The Regional Scale Nodes will extend continuous high-bandwidth (tens of Gigabits/second) and power (tens of kilowatts) to a network of many different types of instruments widely distributed across, above, and below the seafloor in the northeast Pacific Ocean

Cabled Underwater Research Facility

The University of Washington is leading the effort to develop the Regional Scale Nodes (RSN) component of the National Science Foundation's Ocean Observatories Initiative. This cabled underwater research facility will be constructed in the northeast Pacific Ocean off the coasts of Oregon and Washington.

World’s First

The RSN, together with the University of Victoria's NEPTUNE Canada network, will form the world's first ocean observatory to span a tectonic plate. The facility will provide a constant stream of data in real time from throughout the water, on the seafloor, and below the seafloor associated with the Juan de Fuca tectonic plate.

Why the Northeast Pacific Ocean?

A representative suite of the natural phenomena that occur throughout the world's oceans and seafloor also occur in, on, and above the Juan de Fuca tectonic plate, one of a dozen or so major plates that make up the surface of the Earth. Scientists will investigate locally such global processes as major ocean currents, active earthquake zones, creation of new seafloor,and rich environments of marine plants and animals.

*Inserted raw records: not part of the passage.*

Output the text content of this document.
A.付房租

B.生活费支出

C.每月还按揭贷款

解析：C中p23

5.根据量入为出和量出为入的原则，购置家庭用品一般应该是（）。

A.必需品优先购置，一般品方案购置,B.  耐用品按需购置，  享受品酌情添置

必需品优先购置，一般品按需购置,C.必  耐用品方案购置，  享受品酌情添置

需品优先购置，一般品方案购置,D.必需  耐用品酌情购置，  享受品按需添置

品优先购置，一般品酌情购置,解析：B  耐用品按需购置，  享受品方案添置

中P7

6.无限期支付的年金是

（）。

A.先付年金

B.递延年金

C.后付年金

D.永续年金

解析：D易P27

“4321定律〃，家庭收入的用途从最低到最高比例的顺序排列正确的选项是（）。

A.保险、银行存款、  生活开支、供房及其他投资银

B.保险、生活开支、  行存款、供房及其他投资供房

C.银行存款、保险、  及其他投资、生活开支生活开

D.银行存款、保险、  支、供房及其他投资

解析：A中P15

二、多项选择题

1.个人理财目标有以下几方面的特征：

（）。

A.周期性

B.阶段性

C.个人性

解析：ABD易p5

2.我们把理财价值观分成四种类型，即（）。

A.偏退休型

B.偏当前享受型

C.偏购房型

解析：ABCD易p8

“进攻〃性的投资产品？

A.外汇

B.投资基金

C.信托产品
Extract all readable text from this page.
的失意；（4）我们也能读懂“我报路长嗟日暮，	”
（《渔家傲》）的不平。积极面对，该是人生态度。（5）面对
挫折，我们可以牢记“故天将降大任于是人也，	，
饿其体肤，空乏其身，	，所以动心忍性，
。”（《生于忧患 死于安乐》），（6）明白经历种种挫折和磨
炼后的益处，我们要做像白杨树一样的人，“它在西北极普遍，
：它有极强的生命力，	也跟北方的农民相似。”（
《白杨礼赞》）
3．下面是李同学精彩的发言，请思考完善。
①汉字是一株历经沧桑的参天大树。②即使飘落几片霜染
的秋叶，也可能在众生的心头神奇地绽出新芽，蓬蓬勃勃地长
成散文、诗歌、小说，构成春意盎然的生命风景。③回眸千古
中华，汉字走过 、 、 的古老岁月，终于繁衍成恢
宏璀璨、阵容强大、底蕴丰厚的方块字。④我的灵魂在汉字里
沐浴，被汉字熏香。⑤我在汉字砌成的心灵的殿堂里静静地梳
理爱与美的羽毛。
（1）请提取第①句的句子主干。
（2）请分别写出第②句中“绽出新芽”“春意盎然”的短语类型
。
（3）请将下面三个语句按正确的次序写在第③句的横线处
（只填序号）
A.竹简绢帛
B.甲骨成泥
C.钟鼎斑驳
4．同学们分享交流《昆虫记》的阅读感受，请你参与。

There will be five nodes on the main cable. Nodes are located in sites of highest scientific interest and will function as “outlets” on the seafloor where power, as well as communications connectivity, will be brought from shore via cable and will be available to instruments, sensors, and robots. This cruise focuses on mapping areas around locations of Node 1 (Hydrate Ridge) and Node 3 (Axial Volcano).